Organoïden zijn structuren die worden gevormd door voorlopercellen van een specifiek orgaan. Ze recapituleren de architectuur alsook de functie van dat orgaan op micro- of mesoscopische schaal. Zo bestaan er tegenwoordig hart-organoïden die samentrekken, en hersen-organoïden die elektrische activiteit vertonen. Op gelijkaardige wijze produceren onze talgklier-organoïden talg, en hebben ze een structuur die overeenkomt met die van het orgaan van oorsprong. Inmiddels kunnen we ze in grote hoeveelheden bio-printen met gebruikmaking van volledig synthetische biologische inkt. Dit maakt high-throughput screening mogelijk, bijvoorbeeld om nieuwe geneesmiddelen voor acne te ontwikkelen. Het stelt ons ook in staat om complexe in vitro modellen van de huid te ontwikkelen (skin equivalents/reconstituted human epidermis), die meer celtypen dan alleen keratinocyten en fibroblasten bevatten. Zulke modellen kunnen worden toegepast in het testen van cosmetica, maar hebben mogelijk ook een plaats in regeneratieve geneeskunde.

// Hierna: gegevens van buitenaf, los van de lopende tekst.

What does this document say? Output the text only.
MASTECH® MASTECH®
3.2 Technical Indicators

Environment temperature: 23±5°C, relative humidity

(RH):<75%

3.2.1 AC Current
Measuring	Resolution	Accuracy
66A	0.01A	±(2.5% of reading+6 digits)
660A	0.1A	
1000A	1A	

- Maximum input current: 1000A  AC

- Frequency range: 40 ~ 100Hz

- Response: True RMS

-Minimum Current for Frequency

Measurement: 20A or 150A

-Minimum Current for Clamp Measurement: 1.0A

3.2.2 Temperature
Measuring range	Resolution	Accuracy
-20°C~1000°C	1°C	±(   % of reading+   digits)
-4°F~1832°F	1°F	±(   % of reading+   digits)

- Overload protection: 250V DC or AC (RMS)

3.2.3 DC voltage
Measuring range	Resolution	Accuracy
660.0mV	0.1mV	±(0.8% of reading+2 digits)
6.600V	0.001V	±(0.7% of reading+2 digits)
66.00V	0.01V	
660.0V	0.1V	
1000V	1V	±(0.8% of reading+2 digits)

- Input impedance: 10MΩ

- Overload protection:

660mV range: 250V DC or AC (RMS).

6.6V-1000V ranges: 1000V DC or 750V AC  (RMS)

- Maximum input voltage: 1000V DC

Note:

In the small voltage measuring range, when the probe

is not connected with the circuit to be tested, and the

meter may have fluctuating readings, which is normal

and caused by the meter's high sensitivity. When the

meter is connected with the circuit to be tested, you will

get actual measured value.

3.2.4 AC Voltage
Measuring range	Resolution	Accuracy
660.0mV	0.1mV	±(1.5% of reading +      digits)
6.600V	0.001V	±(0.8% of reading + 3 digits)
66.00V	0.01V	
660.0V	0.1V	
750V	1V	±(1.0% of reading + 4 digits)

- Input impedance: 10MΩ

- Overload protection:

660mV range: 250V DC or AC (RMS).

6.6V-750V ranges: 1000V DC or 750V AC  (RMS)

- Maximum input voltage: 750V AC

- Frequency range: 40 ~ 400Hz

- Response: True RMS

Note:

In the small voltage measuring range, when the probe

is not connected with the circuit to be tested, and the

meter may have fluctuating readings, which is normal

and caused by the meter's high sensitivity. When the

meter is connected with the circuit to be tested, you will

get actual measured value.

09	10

Ze hebben nog een ander voordeel: het is mogelijk om er bacteriën op te kweken. Op die manier kan de interactie tussen de huid en haar microbioom worden onderzocht. De nog altijd open vraag betreffende het al dan niet pathogeen zijn van Cutibacterium acnes kan dan misschien eindelijk worden beantwoord. En als een bacterie pathogeen blijkt, dan kan een nieuw antibioticum – of een alternatief, zoals een bacteriofaag - meteen worden getest op de combinatie van huid-model met het micro-organisme. De weg naar de kliniek kan op deze manier worden verkort.

Dankwoord 

Ik ben volgende instellingen en bedrijven erkentelijk voor het financieren van mijn onderzoek in Singapore: Lee Kong Chian School of Medicine, A*STAR Biomedical Research Council, National Medical Research Council, Singapore-MIT Alliance for Research and Technology, National Health Innovation Center, Johnson & Johnson, Walgreen Boots Alliance en SiSaf

Literatuur 

1. Mina-Vargas A, Colodro-Conde L, Grasby K, Zhu G, Gordon S, Medland SE, et al. Heritability and GWAS Analyses of Acne in Australian Adolescent Twins. Twin Res Hum Genet. 2017;20(6):541–9 2. Common JEA, Barker JN, Steensel MAM. What does acne genetics teach us about disease pathogenesis? Brit J Dermatol. 2019; 181(4):665-676 3. Steensel MAM van, Goh BC. Cutibacterium acnes: much ado about maybe nothing much. Exp Dermatol. 2021; May 19. doi: 10.1111/ exd.14394. Online ahead of print. 4. Petridis C, Navarini AA, Dand N, Saklatvala J, Baudry D, Duckworth M, et al. Genome-wide meta-analysis implicates mediators of hair follicle development and morphogenesis in risk for severe acne. Nature communications. 2018;9(1):5075–8. 5. Saurat J-H. Strategic Targets in Acne: The Comedone Switch in Question. Dermatology (Basel, Switzerland). 2015;231(2):105–11 6. Clayton RW, Göbel K, Niessen CM, Paus R, Steensel MAM, Lim X. Homeostasis of the sebaceous gland and mechanisms of acne pathogenesis. Brit J Dermatol. 2019; 181(4):677-690. 7. Wei S, Alvin Yong Quan Tan, van Steensel MAM, Lim X. Aberrant Wnt signaling induces comedo-like changens in the murine upper hair follicle. J Invest Dermatol 201 [in press].